Suivez les traces du chien endormi !

Publié par Horace sur 26 Avril 2024, 08:26am

Catégories : #Histoire de l'Art

 

Antoine : L’histoire de l’art, c’est le rêve pour les amoureux des énigmes. Comment as-tu remarqué celle-ci ?

Dali nu en contemplation
Dalí, nu, en contemplation

 

Hugues : En regardant cette toile de Salvador Dali au titre interminable: Dalí, nu, en contemplation devant cinq corps réguliers métamorphosés en corpuscules dans lesquels apparaît soudain la «Léda» de Léonard, chromosomatisée par le visage de Gala. J’ai trouvé que la présence de ce chien endormi, d’un poil blanc tacheté de noir, situé là au premier plan, était énigmatique.

A : C’est vrai qu’on se demande ce qu’il vient faire dans le tableau. Même s’il

s’intègre bien à la composition, de façon assez paradoxale, il est surprenant. Mais le plus surprenant, c’est quand tu as découvert que Dali avait peint le même chien endormi dans un autre tableau. 

 

 

 

H : Oui, le tableau intitulé Dali à six ans soulevant avec précaution la peau de l'eau pour observer un chien dormir à l'ombre de la mer. Quand un peintre peint plusieurs fois un même élément à l’identique

Dali à six ans
Dali à six ans

dans des œuvres différentes, cela devient un langage. Ce chien n’est plus l’animal dont nous avons l’habitude. Il devient un élément symbolique.

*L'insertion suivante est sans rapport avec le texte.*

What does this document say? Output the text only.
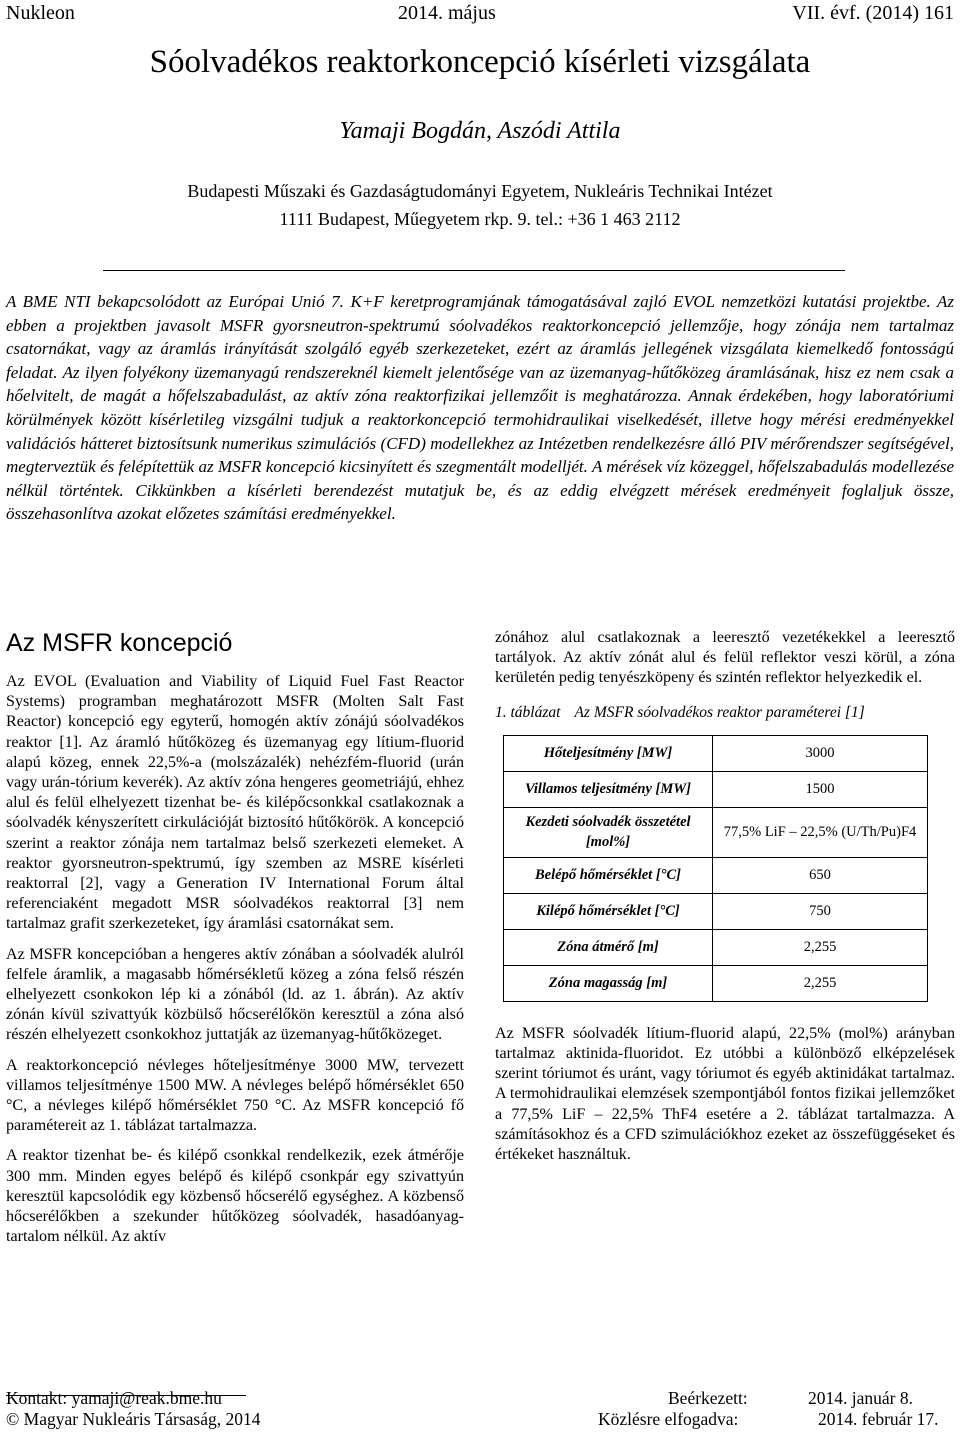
Nukleon	2014. május	VII. évf. (2014) 161
Sóolvadékos reaktorkoncepció kísérleti vizsgálata
Yamaji Bogdán, Aszódi Attila
Budapesti Műszaki és Gazdaságtudományi Egyetem, Nukleáris Technikai Intézet
1111 Budapest, Műegyetem rkp. 9. tel.: +36 1 463 2112

A BME NTI bekapcsolódott az Európai Unió 7. K+F keretprogramjának támogatásával zajló EVOL nemzetközi kutatási projektbe. Az ebben a projektben javasolt MSFR gyorsneutron-spektrumú sóolvadékos reaktorkoncepció jellemzője, hogy zónája nem tartalmaz csatornákat, vagy az áramlás irányítását szolgáló egyéb szerkezeteket, ezért az áramlás jellegének vizsgálata kiemelkedő fontosságú feladat. Az ilyen folyékony üzemanyagú rendszereknél kiemelt jelentősége van az üzemanyag-hűtőközeg áramlásának, hisz ez nem csak a hőelvitelt, de magát a hőfelszabadulást, az aktív zóna reaktorfizikai jellemzőit is meghatározza. Annak érdekében, hogy laboratóriumi körülmények között kísérletileg vizsgálni tudjuk a reaktorkoncepció termohidraulikai viselkedését, illetve hogy mérési eredményekkel validációs hátteret biztosítsunk numerikus szimulációs (CFD) modellekhez az Intézetben rendelkezésre álló PIV mérőrendszer segítségével, megterveztük és felépítettük az MSFR koncepció kicsinyített és szegmentált modelljét. A mérések víz közeggel, hőfelszabadulás modellezése nélkül történtek. Cikkünkben a kísérleti berendezést mutatjuk be, és az eddig elvégzett mérések eredményeit foglaljuk össze, összehasonlítva azokat előzetes számítási eredményekkel.

Az MSFR koncepció

Az EVOL (Evaluation and Viability of Liquid Fuel Fast Reactor Systems) programban meghatározott MSFR (Molten Salt Fast Reactor) koncepció egy egyterű, homogén aktív zónájú sóolvadékos reaktor [1]. Az áramló hűtőközeg és üzemanyag egy lítium-fluorid alapú közeg, ennek 22,5%-a (molszázalék) nehézfém-fluorid (urán vagy urán-tórium keverék). Az aktív zóna hengeres geometriájú, ehhez alul és felül elhelyezett tizenhat be- és kilépőcsonkkal csatlakoznak a sóolvadék kényszerített cirkulációját biztosító hűtőkörök. A koncepció szerint a reaktor zónája nem tartalmaz belső szerkezeti elemeket. A reaktor gyorsneutron-spektrumú, így szemben az MSRE kísérleti reaktorral [2], vagy a Generation IV International Forum által referenciaként megadott MSR sóolvadékos reaktorral [3] nem tartalmaz grafit szerkezeteket, így áramlási csatornákat sem.

Az MSFR koncepcióban a hengeres aktív zónában a sóolvadék alulról felfele áramlik, a magasabb hőmérsékletű közeg a zóna felső részén elhelyezett csonkokon lép ki a zónából (ld. az 1. ábrán). Az aktív zónán kívül szivattyúk közbülső hőcserélőkön keresztül a zóna alsó részén elhelyezett csonkokhoz juttatják az üzemanyag-hűtőközeget.

A reaktorkoncepció névleges hőteljesítménye 3000 MW, tervezett villamos teljesítménye 1500 MW. A névleges belépő hőmérséklet 650 °C, a névleges kilépő hőmérséklet 750 °C. Az MSFR koncepció fő paramétereit az 1. táblázat tartalmazza.

A reaktor tizenhat be- és kilépő csonkkal rendelkezik, ezek átmérője 300 mm. Minden egyes belépő és kilépő csonkpár egy szivattyún keresztül kapcsolódik egy közbenső hőcserélő egységhez. A közbenső hőcserélőkben a szekunder hűtőközeg sóolvadék, hasadóanyag-tartalom nélkül. Az aktív

zónához alul csatlakoznak a leeresztő vezetékekkel a leeresztő tartályok. Az aktív zónát alul és felül reflektor veszi körül, a zóna kerületén pedig tenyészköpeny és szintén reflektor helyezkedik el.

1. táblázat Az MSFR sóolvadékos reaktor paraméterei [1]
Hőteljesítmény [MW]	3000
Villamos teljesítmény [MW]	1500
Kezdeti sóolvadék összetétel [mol%]	77,5% LiF – 22,5% (U/Th/Pu)F4
Belépő hőmérséklet [°C]	650
Kilépő hőmérséklet [°C]	750
Zóna átmérő [m]	2,255
Zóna magasság [m]	2,255

Az MSFR sóolvadék lítium-fluorid alapú, 22,5% (mol%) arányban tartalmaz aktinida-fluoridot. Ez utóbbi a különböző elképzelések szerint tóriumot és uránt, vagy tóriumot és egyéb aktinidákat tartalmaz. A termohidraulikai elemzések szempontjából fontos fizikai jellemzőket a 77,5% LiF – 22,5% ThF4 esetére a 2. táblázat tartalmazza. A számításokhoz és a CFD szimulációkhoz ezeket az összefüggéseket és értékeket használtuk.

Kontakt: yamaji@reak.bme.hu
© Magyar Nukleáris Társaság, 2014
Beérkezett:
Közlésre elfogadva:
2014. január 8.
2014. február 17.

A : Tu veux dire que ce qu’il représente est plus important que ce que nous voyons.

 

 

H : C’est ça. Alors, d'après le Dictionnaire des Symboles, le

chien est lié à une trinité élémentaire terre, eau et lune, à la symbolique végétative, féminine, sexuelle et divinatoire, aussi bien dans le domaine inconscient que pour le subconscient. Son rôle principal est celui de psychopompe, « guide de l'homme durant la nuit de la mort après avoir été son compagnon durant le jour de la vie. »

A : C’est étonnant, je pensais qu’en iconographie le chien représentait quelque chose comme la fidélité.

H : Oui, aussi, tu as raison. Dans les églises chrétiennes on peut aussi le voir au pied des personnages représentés sur un cénotaphe (chez les femmes et chez les hommes). Dans ce cas il symbolise la loyauté, la fidélité.

A : Et c’est d’ailleurs cet indice qui t’a permis de remonter à l’origine de ce chien.

Scène Pastorale, de Nicolas Poussin
Scène Pastorale, de Nicolas Poussin

H : C’est vrai. J’ai fait un recherche internet pour trouver tous les chiens endormis représentés en peinture au cours de l’histoire de l’art. J’ai trouvé des chiens comme celui-ci peint par Nicolas Poussin dans sa Scène Pastorale. Là aussi, il y a l’idée de fidélité à son maître, le chien de berger étant aussi celui sur lequel le maître peut compter, donc une relation de loyauté à double sens. Mais comme tu le vois, ce n’est pas exactement le chien représenté par Dali.

A: Oui, le chien chez Dali, c’est plus… un genre de Pointer ?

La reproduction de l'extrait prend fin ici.